Philipp Seitz, Bezirksjungendring

Bevor der Anerkennungsprozess startet, muss die Schulgemeinschaft eine Selbstverpflichtung unterschreiben. Mindestens 70 Prozent der Schüler, Lehrer und Angestellten müssen die darin genannten Ziele anerkennen. „Bei euch waren es sogar 80,2 Prozent“, ist Philipp Seitz, Vorstandsmitglied des Bezirksjugendrings Oberpfalz, begeistert. „Der Titel ist kein Preis und keine Auszeichnung für bereits geleistete Arbeit, sondern er ist eine Selbstverpflichtung für die Gegenwart und die Zukunft.“

30 000 Euro für Verein „Mukoviszidose“

Nachdem der erste Schritt gemeistert und innerhalb der Schule die notwendige Unterstützung gefunden war, setzten sich die Schüler in vielfältigen Projekten für Benachteiligte ein. So organisierten die Schüler der Pindl Realschule oder Wirtschaftsschule gemeinsam den „Schutzengellauf“. Bei dem im vergangenen Juli durchgeführten Lauf brachte jede auf dem Sportplatz absolvierte Runde einen Geldbetrag ein. Am Ende konnten die Schüler rund 30 000 Euro für den Verein „Mukoviszidose“ sammeln. Im November unterstützten die Schüler den Helferkreis für Flüchtlinge in Ergoldsbach, indem sie Tageslichtprojektoren zur Verfügung stellten.

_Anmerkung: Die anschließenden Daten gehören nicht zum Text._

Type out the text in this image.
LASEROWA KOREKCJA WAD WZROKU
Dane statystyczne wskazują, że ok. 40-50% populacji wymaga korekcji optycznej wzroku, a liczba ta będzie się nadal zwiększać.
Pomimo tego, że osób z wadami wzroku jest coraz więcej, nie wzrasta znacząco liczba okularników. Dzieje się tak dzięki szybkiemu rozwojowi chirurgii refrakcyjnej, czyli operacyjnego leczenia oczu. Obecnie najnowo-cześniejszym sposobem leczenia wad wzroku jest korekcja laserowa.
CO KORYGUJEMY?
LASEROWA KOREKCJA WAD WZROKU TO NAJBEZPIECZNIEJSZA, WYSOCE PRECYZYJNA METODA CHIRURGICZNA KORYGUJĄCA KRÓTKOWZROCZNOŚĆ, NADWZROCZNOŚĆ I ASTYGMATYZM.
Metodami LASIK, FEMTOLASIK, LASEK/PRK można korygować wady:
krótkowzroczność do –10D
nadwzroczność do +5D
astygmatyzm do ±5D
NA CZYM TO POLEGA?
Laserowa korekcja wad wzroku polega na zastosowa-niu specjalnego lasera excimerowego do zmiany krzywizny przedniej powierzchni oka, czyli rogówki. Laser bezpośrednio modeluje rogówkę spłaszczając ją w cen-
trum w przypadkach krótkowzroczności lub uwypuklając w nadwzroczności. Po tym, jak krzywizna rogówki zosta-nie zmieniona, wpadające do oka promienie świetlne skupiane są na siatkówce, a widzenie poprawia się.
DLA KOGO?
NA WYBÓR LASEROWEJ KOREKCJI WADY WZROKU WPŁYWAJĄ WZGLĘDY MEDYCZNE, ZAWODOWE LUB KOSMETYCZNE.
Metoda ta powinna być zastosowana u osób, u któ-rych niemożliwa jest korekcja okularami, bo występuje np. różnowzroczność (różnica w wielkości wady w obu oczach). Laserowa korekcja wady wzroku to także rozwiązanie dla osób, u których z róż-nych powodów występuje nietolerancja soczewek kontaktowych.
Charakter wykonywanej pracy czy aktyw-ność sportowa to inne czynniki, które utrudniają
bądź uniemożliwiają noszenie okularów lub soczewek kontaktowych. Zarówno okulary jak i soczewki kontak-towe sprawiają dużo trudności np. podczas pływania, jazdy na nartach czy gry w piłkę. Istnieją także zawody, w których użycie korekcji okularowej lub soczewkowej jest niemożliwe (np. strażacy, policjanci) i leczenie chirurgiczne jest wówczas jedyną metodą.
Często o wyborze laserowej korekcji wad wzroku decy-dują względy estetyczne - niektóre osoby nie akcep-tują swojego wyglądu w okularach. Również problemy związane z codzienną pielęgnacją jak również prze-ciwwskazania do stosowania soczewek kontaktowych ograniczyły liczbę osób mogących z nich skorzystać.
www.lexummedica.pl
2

Die Pind-Realsschüler engagieren sich allerdings nicht erst seitdem sie die Auszeichnung „Schule ohne Rassismus – Schule mit Courage“ angestrebt haben. „Mit dem Strohhalm haben wir schon seit vielen Jahren Projekte durchgeführt“, erklärt Schulleiterin Andrea Klein. „Es ist besonders wichtig, die andere Seite des Lebens zu sehen und wertzuschätzen, wie gut es uns geht.“

Die Schüler haben bereits mehrfach Lebensmittel gesammelt und an die soziale Einrichtung gespendet. Die Arbeit vor Ort hat Schülersprecher Jannis Anderson die größte Freude bereitet. Für ihn liegt gerade in der Vielfalt der unterschiedlichen Projekte der Reiz. „Es ist gut, dass wir alles unter einen Hut bringen: Wir denken an die Bedürftigen in der Region und an die Geflüchteten.“

Die ausgezeichneten Schulen sollen sich auch gegenseitig in ihren Ideen befruchten. Denn in der Regel wissen sie nur wenig von den Projekten der anderen. Deswegen organisiert der Bezirksjugendring als regionaler Koordinator der Auszeichnung Vernetzungstreffen. Einige der begonnenen Projekte sollen an der Pindl-Realschule weitergeführt werden. Katharina Fritsch spricht beispielsweise von einem großen Poster, das aus vielen einzelnen Blättern entstehen soll. „Auf denen haben die Wurzeln der Deutschen Fußballnationalspieler dargestellt“. So will die Lehrerin „aktiv am Problem Rassismus arbeiten“.